This feature is currently available for customers of Freshservice who signed-up post March 18, 2024.


In this scenario, we aim to promptly escalate critical severity alerts to incidents while delaying the escalation of error and warning severity alerts to mitigate potential flapping alerts.

  1. Create a workflow automator by following the steps listed here.
  2. Drag an Event node and select "Alert is Raised" to trigger the workflow whenever an alert is raised.

  3. Drag a Condition node to set the conditions based on which you want the actions to be performed. For example, this workflow should only run on alerts from the "FRSH" integrations. Therefore, choose the "Alert fields.integration name includes FRSH" option. Label this branch as "Integration Check".

  4. If this condition is true, check for the severity of the alert. Drag another condition node, and set it next to the yes branch of the previous node.
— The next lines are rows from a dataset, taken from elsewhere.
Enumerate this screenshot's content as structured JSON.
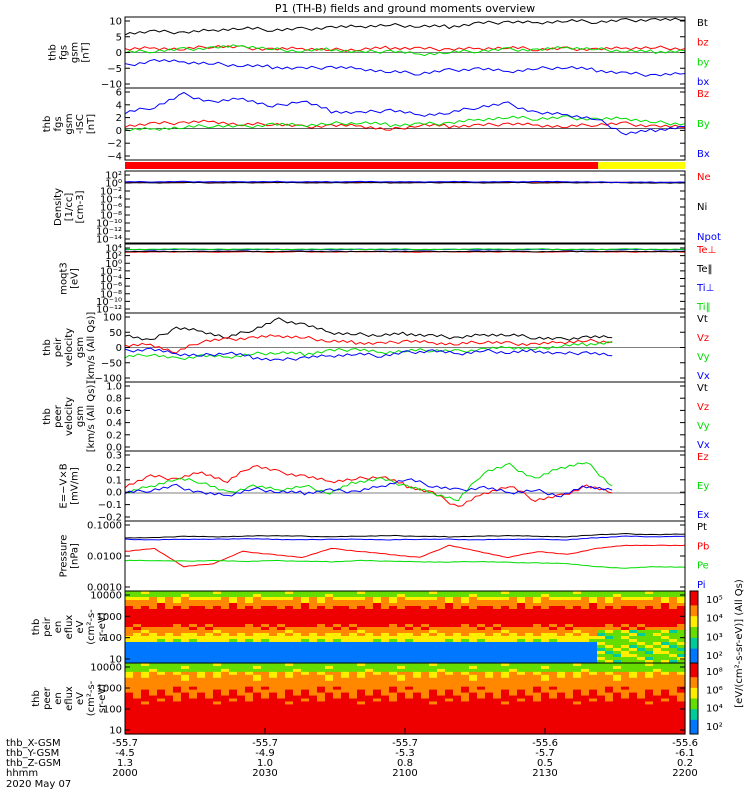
{
  "title": "P1 (TH-B) fields and ground moments overview",
  "colors": {
    "black": "#000000",
    "red": "#ff0000",
    "green": "#00dd00",
    "blue": "#0000ff",
    "yellow": "#ffff00"
  },
  "footer": {
    "rows": [
      {
        "label": "thb_X-GSM",
        "values": [
          "-55.7",
          "-55.7",
          "-55.7",
          "-55.6",
          "-55.6"
        ]
      },
      {
        "label": "thb_Y-GSM",
        "values": [
          "-4.5",
          "-4.9",
          "-5.3",
          "-5.7",
          "-6.1"
        ]
      },
      {
        "label": "thb_Z-GSM",
        "values": [
          "1.3",
          "1.0",
          "0.8",
          "0.5",
          "0.2"
        ]
      },
      {
        "label": "hhmm",
        "values": [
          "2000",
          "2030",
          "2100",
          "2130",
          "2200"
        ]
      }
    ],
    "date": "2020 May 07"
  },
  "chart_data": [
    {
      "type": "line",
      "ylabel": [
        "thb",
        "fgs",
        "gsm",
        "[nT]"
      ],
      "yticks": [
        "10",
        "5",
        "0",
        "−5",
        "−10"
      ],
      "ylim": [
        -11,
        11
      ],
      "series": [
        {
          "name": "Bt",
          "color": "#000000",
          "values": [
            6,
            6.5,
            6.2,
            7,
            7.5,
            7,
            7.3,
            7.8,
            8,
            8.5,
            8.2,
            8,
            9,
            9.5,
            9.3,
            9.8,
            9.5,
            10,
            10.2,
            10
          ]
        },
        {
          "name": "bz",
          "color": "#ff0000",
          "values": [
            1,
            1.5,
            1,
            2,
            1.5,
            1,
            1.2,
            0.8,
            1,
            1.5,
            1.2,
            1,
            1.3,
            1.5,
            1,
            1.2,
            1,
            1.3,
            1.5,
            1.2
          ]
        },
        {
          "name": "by",
          "color": "#00dd00",
          "values": [
            0,
            0.5,
            1,
            1.5,
            2,
            1,
            0.5,
            1,
            0,
            0.5,
            -0.5,
            0,
            0.5,
            1,
            0.8,
            1.5,
            1,
            0.5,
            0.2,
            0.5
          ]
        },
        {
          "name": "bx",
          "color": "#0000ff",
          "values": [
            -4,
            -2.5,
            -3,
            -3.5,
            -4,
            -4.5,
            -5,
            -4.5,
            -5,
            -6,
            -6.5,
            -5.5,
            -5,
            -6,
            -5,
            -4.5,
            -5.5,
            -6.5,
            -7,
            -6.5
          ]
        }
      ]
    },
    {
      "type": "line",
      "ylabel": [
        "thb",
        "fgs",
        "gsm",
        "-ISC",
        "[nT]"
      ],
      "yticks": [
        "6",
        "4",
        "2",
        "0",
        "−2",
        "−4"
      ],
      "ylim": [
        -5,
        6.5
      ],
      "series": [
        {
          "name": "Bz",
          "color": "#ff0000",
          "values": [
            0.5,
            0.8,
            1,
            1.2,
            0.6,
            0.8,
            0.3,
            0.5,
            0.4,
            -0.2,
            0.6,
            0.4,
            0.5,
            0.8,
            0.6,
            0.3,
            0.7,
            0.8,
            0.4,
            0.2
          ]
        },
        {
          "name": "By",
          "color": "#00dd00",
          "values": [
            -0.2,
            0,
            0.2,
            0.5,
            0.3,
            0.7,
            0.5,
            0.8,
            1,
            0.6,
            0.7,
            0.9,
            1.5,
            1.8,
            1.6,
            1.8,
            1.5,
            1.6,
            1,
            0.8
          ]
        },
        {
          "name": "Bx",
          "color": "#0000ff",
          "values": [
            2.5,
            3.5,
            5.5,
            4.2,
            4.8,
            3.5,
            4.5,
            2.8,
            2.5,
            3,
            2.2,
            2.5,
            3.5,
            4,
            2.5,
            2.2,
            1.5,
            -0.8,
            -0.2,
            0.3
          ]
        }
      ]
    },
    {
      "type": "line",
      "log": true,
      "ylabel": [
        "Density",
        "[1/cc]",
        "[cm-3]"
      ],
      "yticks": [
        "10²",
        "10⁰",
        "10⁻²",
        "10⁻⁴",
        "10⁻⁶",
        "10⁻⁸",
        "10⁻¹⁰",
        "10⁻¹²",
        "10⁻¹⁴"
      ],
      "ylim": [
        -15,
        3
      ],
      "series": [
        {
          "name": "Ne",
          "color": "#ff0000",
          "values": [
            0.15,
            0.15,
            0.2,
            0.15,
            0.2,
            0.15,
            0.15,
            0.2,
            0.15,
            0.2,
            0.15,
            0.2,
            0.15,
            0.2,
            0.1,
            0.2,
            0.15,
            0.1,
            0.1,
            0.15
          ]
        },
        {
          "name": "Ni",
          "color": "#000000",
          "values": [
            0.05,
            0.05,
            0.1,
            0.05,
            0.05,
            0.1,
            0.05,
            0.05,
            0.1,
            0.05,
            0.05,
            0.1,
            0.05,
            0.1,
            0.05,
            0.05,
            0.1,
            0.05,
            0,
            0.05
          ]
        },
        {
          "name": "Npot",
          "color": "#0000ff",
          "values": [
            0.3,
            0.3,
            0.35,
            0.3,
            0.3,
            0.35,
            0.3,
            0.3,
            0.35,
            0.3,
            0.3,
            0.35,
            0.3,
            0.3,
            0.35,
            0.3,
            0.25,
            0.2,
            0.2,
            0.2
          ]
        }
      ]
    },
    {
      "type": "line",
      "log": true,
      "ylabel": [
        "moqt3",
        "[eV]"
      ],
      "yticks": [
        "10⁴",
        "10²",
        "10⁰",
        "10⁻²",
        "10⁻⁴",
        "10⁻⁶",
        "10⁻⁸",
        "10⁻¹⁰",
        "10⁻¹²"
      ],
      "ylim": [
        -13,
        5
      ],
      "series": [
        {
          "name": "Te⊥",
          "color": "#ff0000",
          "values": [
            2.9,
            2.9,
            3,
            2.9,
            3,
            2.9,
            3,
            2.9,
            3,
            3,
            2.9,
            3,
            2.9,
            3,
            2.9,
            3,
            3,
            2.9,
            3,
            2.9
          ]
        },
        {
          "name": "Te‖",
          "color": "#000000",
          "values": [
            3,
            3.1,
            3,
            3.1,
            3.1,
            3,
            3.1,
            3,
            3.1,
            3,
            3.1,
            3,
            3.1,
            3.1,
            3,
            3.1,
            3,
            3.1,
            3,
            3.1
          ]
        },
        {
          "name": "Ti⊥",
          "color": "#0000ff",
          "values": [
            3.5,
            3.5,
            3.6,
            3.5,
            3.5,
            3.6,
            3.5,
            3.5,
            3.6,
            3.5,
            3.5,
            3.6,
            3.5,
            3.5,
            3.6,
            3.5,
            3.5,
            3.6,
            3.5,
            3.5
          ]
        },
        {
          "name": "Ti‖",
          "color": "#00dd00",
          "values": [
            3.6,
            3.6,
            3.7,
            3.6,
            3.7,
            3.6,
            3.6,
            3.7,
            3.6,
            3.7,
            3.6,
            3.6,
            3.7,
            3.6,
            3.7,
            3.6,
            3.6,
            3.7,
            3.6,
            3.6
          ]
        }
      ]
    },
    {
      "type": "line",
      "ylabel": [
        "thb",
        "peir",
        "velocity",
        "gsm",
        "[km/s (All Qs)]"
      ],
      "yticks": [
        "100",
        "50",
        "0",
        "−50",
        "−100"
      ],
      "ylim": [
        -105,
        105
      ],
      "series": [
        {
          "name": "Vt",
          "color": "#000000",
          "values": [
            40,
            20,
            60,
            50,
            30,
            55,
            85,
            70,
            45,
            40,
            38,
            42,
            35,
            30,
            40,
            38,
            30,
            25,
            32,
            30
          ]
        },
        {
          "name": "Vz",
          "color": "#ff0000",
          "values": [
            5,
            10,
            -15,
            20,
            25,
            30,
            35,
            30,
            20,
            15,
            12,
            20,
            15,
            10,
            18,
            12,
            10,
            15,
            20,
            18
          ]
        },
        {
          "name": "Vy",
          "color": "#00dd00",
          "values": [
            -30,
            -20,
            -35,
            -25,
            -30,
            -20,
            -15,
            -20,
            -10,
            -5,
            -15,
            -10,
            -8,
            -12,
            -5,
            0,
            -5,
            5,
            10,
            15
          ]
        },
        {
          "name": "Vx",
          "color": "#0000ff",
          "values": [
            -10,
            -5,
            -20,
            -25,
            -15,
            -30,
            -40,
            -30,
            -25,
            -20,
            -25,
            -15,
            -10,
            -20,
            -10,
            -15,
            -10,
            -20,
            -15,
            -25
          ]
        }
      ]
    },
    {
      "type": "line",
      "ylabel": [
        "thb",
        "peer",
        "velocity",
        "gsm",
        "[km/s (All Qs)]"
      ],
      "yticks": [
        "1.0",
        "0.8",
        "0.6",
        "0.4",
        "0.2",
        "0.0"
      ],
      "ylim": [
        0,
        1.0
      ],
      "series": [
        {
          "name": "Vt",
          "color": "#000000",
          "values": []
        },
        {
          "name": "Vz",
          "color": "#ff0000",
          "values": []
        },
        {
          "name": "Vy",
          "color": "#00dd00",
          "values": []
        },
        {
          "name": "Vx",
          "color": "#0000ff",
          "values": []
        }
      ]
    },
    {
      "type": "line",
      "ylabel": [
        "E=−V×B",
        "[mV/m]"
      ],
      "yticks": [
        "0.3",
        "0.2",
        "0.1",
        "0.0",
        "−0.1",
        "−0.2"
      ],
      "ylim": [
        -0.2,
        0.3
      ],
      "series": [
        {
          "name": "Ez",
          "color": "#ff0000",
          "values": [
            0.05,
            0.12,
            0.1,
            0.15,
            0.08,
            0.2,
            0.15,
            0.12,
            0.08,
            0.1,
            0.12,
            0.05,
            0,
            -0.1,
            0,
            0.05,
            -0.05,
            -0.02,
            0.05,
            0
          ]
        },
        {
          "name": "Ey",
          "color": "#00dd00",
          "values": [
            0,
            0.05,
            0.1,
            0.08,
            0,
            0.05,
            0.02,
            0.05,
            0,
            0.08,
            0.1,
            0.05,
            0,
            -0.05,
            0.15,
            0.2,
            0.1,
            0.18,
            0.22,
            0.05
          ]
        },
        {
          "name": "Ex",
          "color": "#0000ff",
          "values": [
            0,
            0.02,
            0.05,
            0,
            -0.02,
            0.03,
            0.01,
            0,
            0.02,
            0.01,
            0.05,
            0.1,
            0.05,
            0.02,
            0.04,
            0,
            0.02,
            -0.02,
            0.05,
            0.02
          ]
        }
      ]
    },
    {
      "type": "line",
      "log": true,
      "ylabel": [
        "Pressure",
        "[nPa]"
      ],
      "yticks": [
        "0.1000",
        "0.0100",
        "0.0010"
      ],
      "ylim": [
        -3.3,
        -1
      ],
      "series": [
        {
          "name": "Pt",
          "color": "#000000",
          "values": [
            -1.55,
            -1.55,
            -1.5,
            -1.52,
            -1.5,
            -1.48,
            -1.5,
            -1.52,
            -1.5,
            -1.48,
            -1.5,
            -1.52,
            -1.5,
            -1.48,
            -1.5,
            -1.52,
            -1.45,
            -1.42,
            -1.45,
            -1.43
          ]
        },
        {
          "name": "Pb",
          "color": "#ff0000",
          "values": [
            -2,
            -1.9,
            -2.5,
            -2.4,
            -2,
            -2.1,
            -2.2,
            -1.9,
            -2,
            -2.1,
            -2.2,
            -1.8,
            -2,
            -2.2,
            -2,
            -2.1,
            -1.9,
            -1.8,
            -1.8,
            -1.8
          ]
        },
        {
          "name": "Pe",
          "color": "#00dd00",
          "values": [
            -2.3,
            -2.3,
            -2.32,
            -2.3,
            -2.33,
            -2.3,
            -2.32,
            -2.34,
            -2.3,
            -2.32,
            -2.34,
            -2.35,
            -2.33,
            -2.36,
            -2.38,
            -2.4,
            -2.5,
            -2.55,
            -2.5,
            -2.52
          ]
        },
        {
          "name": "Pi",
          "color": "#0000ff",
          "values": [
            -1.6,
            -1.62,
            -1.6,
            -1.6,
            -1.58,
            -1.6,
            -1.62,
            -1.6,
            -1.6,
            -1.62,
            -1.6,
            -1.6,
            -1.62,
            -1.6,
            -1.6,
            -1.62,
            -1.55,
            -1.5,
            -1.52,
            -1.5
          ]
        }
      ]
    },
    {
      "type": "heatmap",
      "ylabel": [
        "thb",
        "peir",
        "en",
        "eflux",
        "eV",
        "(cm²-s-",
        "sr-eV)"
      ],
      "yticks": [
        "10000",
        "1000",
        "100",
        "10"
      ],
      "colorbar_ticks": [
        "10⁵",
        "10⁴",
        "10³",
        "10²"
      ]
    },
    {
      "type": "heatmap",
      "ylabel": [
        "thb",
        "peer",
        "en",
        "eflux",
        "eV",
        "(cm²-s-",
        "sr-eV)"
      ],
      "yticks": [
        "10000",
        "1000",
        "100",
        "10"
      ],
      "colorbar_ticks": [
        "10⁸",
        "10⁶",
        "10⁴",
        "10²"
      ],
      "colorbar_label": "[eV/(cm²-s-sr-eV)] (All Qs)"
    }
  ]
}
Choose the option "Alert Severity contains Critical for 1 consecutive alert". Label the node as "Critical severity check"
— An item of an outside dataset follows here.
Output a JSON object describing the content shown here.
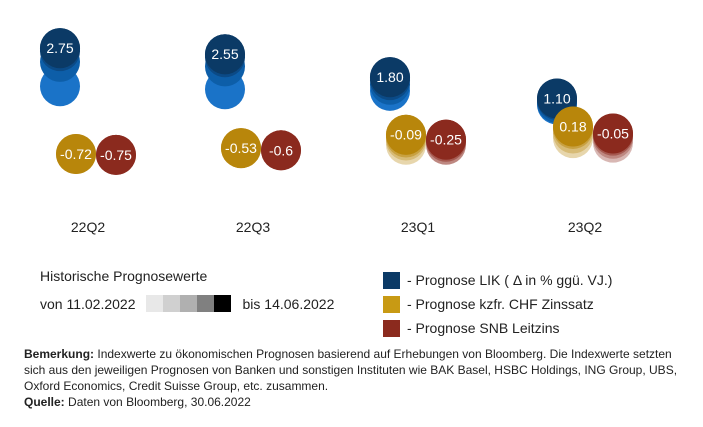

  5. Drag an action node for the yes branch of the "Critical Severity Check" node. Select the action "Create incident" and the option "set status as open". Configure other incident fields as needed.

  6. Similarly, drag another condition node and set it along the no branch of the "Critical severity check" node. Choose the "Alert Severity contains Error or warning for 1 consecutive alert" option. Label the node as "Error or warning severity check".
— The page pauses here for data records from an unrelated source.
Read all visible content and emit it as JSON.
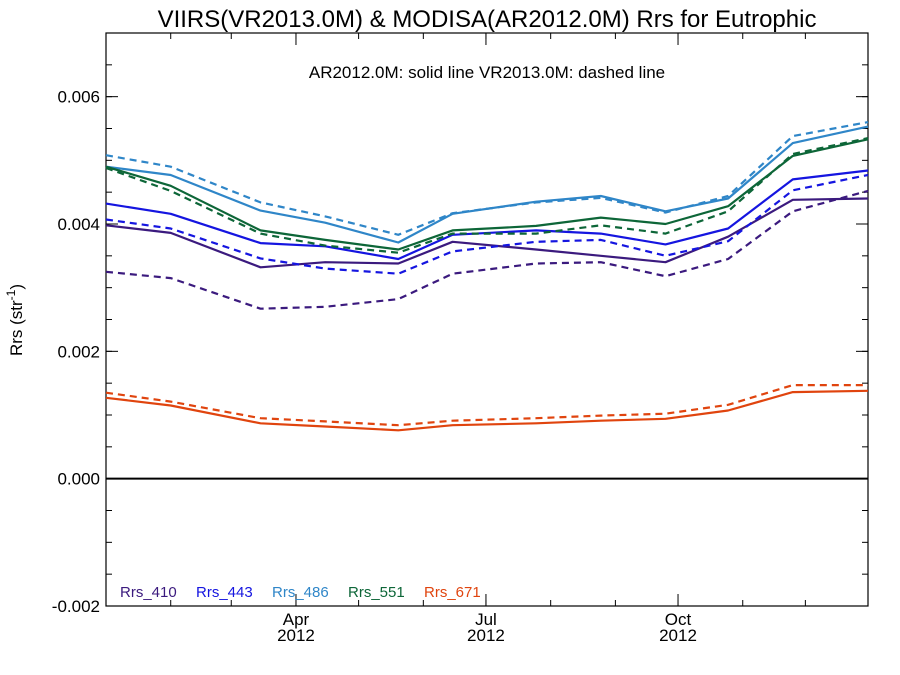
{
  "chart_data": {
    "type": "line",
    "title": "VIIRS(VR2013.0M) & MODISA(AR2012.0M)  Rrs for Eutrophic",
    "annotation": "AR2012.0M: solid line   VR2013.0M: dashed line",
    "ylabel_main": "Rrs (str",
    "ylabel_sup": "-1",
    "ylabel_end": ")",
    "ylim": [
      -0.002,
      0.007
    ],
    "yticks": [
      "-0.002",
      "0.000",
      "0.002",
      "0.004",
      "0.006"
    ],
    "xlim": [
      "2012-01-01",
      "2012-12-31"
    ],
    "xticks": [
      {
        "month": "Apr",
        "year": "2012",
        "date": "2012-04-01"
      },
      {
        "month": "Jul",
        "year": "2012",
        "date": "2012-07-01"
      },
      {
        "month": "Oct",
        "year": "2012",
        "date": "2012-10-01"
      }
    ],
    "zero_line": true,
    "x": [
      "2012-01-01",
      "2012-02-01",
      "2012-03-15",
      "2012-04-15",
      "2012-05-20",
      "2012-06-15",
      "2012-07-25",
      "2012-08-25",
      "2012-09-25",
      "2012-10-25",
      "2012-11-25",
      "2012-12-31"
    ],
    "series": [
      {
        "name": "Rrs_410",
        "variant": "solid",
        "color": "#3b1a7e",
        "values": [
          0.00398,
          0.00386,
          0.00332,
          0.0034,
          0.00338,
          0.00372,
          0.0036,
          0.0035,
          0.0034,
          0.0038,
          0.00438,
          0.0044
        ]
      },
      {
        "name": "Rrs_410",
        "variant": "dashed",
        "color": "#3b1a7e",
        "values": [
          0.00325,
          0.00315,
          0.00267,
          0.0027,
          0.00282,
          0.00322,
          0.00338,
          0.0034,
          0.00318,
          0.00345,
          0.0042,
          0.00452
        ]
      },
      {
        "name": "Rrs_443",
        "variant": "solid",
        "color": "#1515e0",
        "values": [
          0.00432,
          0.00416,
          0.0037,
          0.00365,
          0.00345,
          0.00383,
          0.0039,
          0.00385,
          0.00368,
          0.00393,
          0.0047,
          0.00484
        ]
      },
      {
        "name": "Rrs_443",
        "variant": "dashed",
        "color": "#1515e0",
        "values": [
          0.00407,
          0.00393,
          0.00346,
          0.0033,
          0.00322,
          0.00357,
          0.00372,
          0.00375,
          0.0035,
          0.00373,
          0.00453,
          0.00477
        ]
      },
      {
        "name": "Rrs_486",
        "variant": "solid",
        "color": "#2f86c8",
        "values": [
          0.0049,
          0.00477,
          0.00421,
          0.00402,
          0.00371,
          0.00416,
          0.00435,
          0.00444,
          0.0042,
          0.0044,
          0.00527,
          0.00553
        ]
      },
      {
        "name": "Rrs_486",
        "variant": "dashed",
        "color": "#2f86c8",
        "values": [
          0.00508,
          0.0049,
          0.00434,
          0.00412,
          0.00383,
          0.00417,
          0.00434,
          0.00441,
          0.00418,
          0.00444,
          0.00538,
          0.0056
        ]
      },
      {
        "name": "Rrs_551",
        "variant": "solid",
        "color": "#0d6638",
        "values": [
          0.0049,
          0.0046,
          0.0039,
          0.00375,
          0.0036,
          0.0039,
          0.00397,
          0.0041,
          0.004,
          0.00428,
          0.00507,
          0.00533
        ]
      },
      {
        "name": "Rrs_551",
        "variant": "dashed",
        "color": "#0d6638",
        "values": [
          0.00488,
          0.00452,
          0.00385,
          0.00366,
          0.00355,
          0.00385,
          0.00385,
          0.00398,
          0.00385,
          0.0042,
          0.0051,
          0.00535
        ]
      },
      {
        "name": "Rrs_671",
        "variant": "solid",
        "color": "#e0440e",
        "values": [
          0.00127,
          0.00115,
          0.00087,
          0.00082,
          0.00076,
          0.00084,
          0.00087,
          0.00091,
          0.00094,
          0.00107,
          0.00136,
          0.00138
        ]
      },
      {
        "name": "Rrs_671",
        "variant": "dashed",
        "color": "#e0440e",
        "values": [
          0.00135,
          0.00121,
          0.00095,
          0.0009,
          0.00084,
          0.00091,
          0.00095,
          0.00099,
          0.00102,
          0.00116,
          0.00147,
          0.00147
        ]
      }
    ],
    "legend": [
      {
        "label": "Rrs_410",
        "color": "#3b1a7e"
      },
      {
        "label": "Rrs_443",
        "color": "#1515e0"
      },
      {
        "label": "Rrs_486",
        "color": "#2f86c8"
      },
      {
        "label": "Rrs_551",
        "color": "#0d6638"
      },
      {
        "label": "Rrs_671",
        "color": "#e0440e"
      }
    ],
    "legend_placement": "bottom-left",
    "grid": false
  }
}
  7. Drag a timer node and set it along the yes branch of the "Error or warning severity check" node. Set the timer value to 15 minutes.

  8. Drag another condition node to check the current status of the alert. Select "Alert Fields.Status is not Resolved" and label the node as "Status check". If the alert is unresolved, you can create a medium-priority incident as in Step 5. Set this node along the yes branch. 

  9. For the no branch you add another action node to add a note to the alert. Select the action as "Update alert" and the option as "Add note". 

    By following these step-by-step instructions, you can efficiently automate the escalation of critical severity alerts to incidents while managing error and warning severity alerts with appropriate delays and actions, enhancing your incident management process.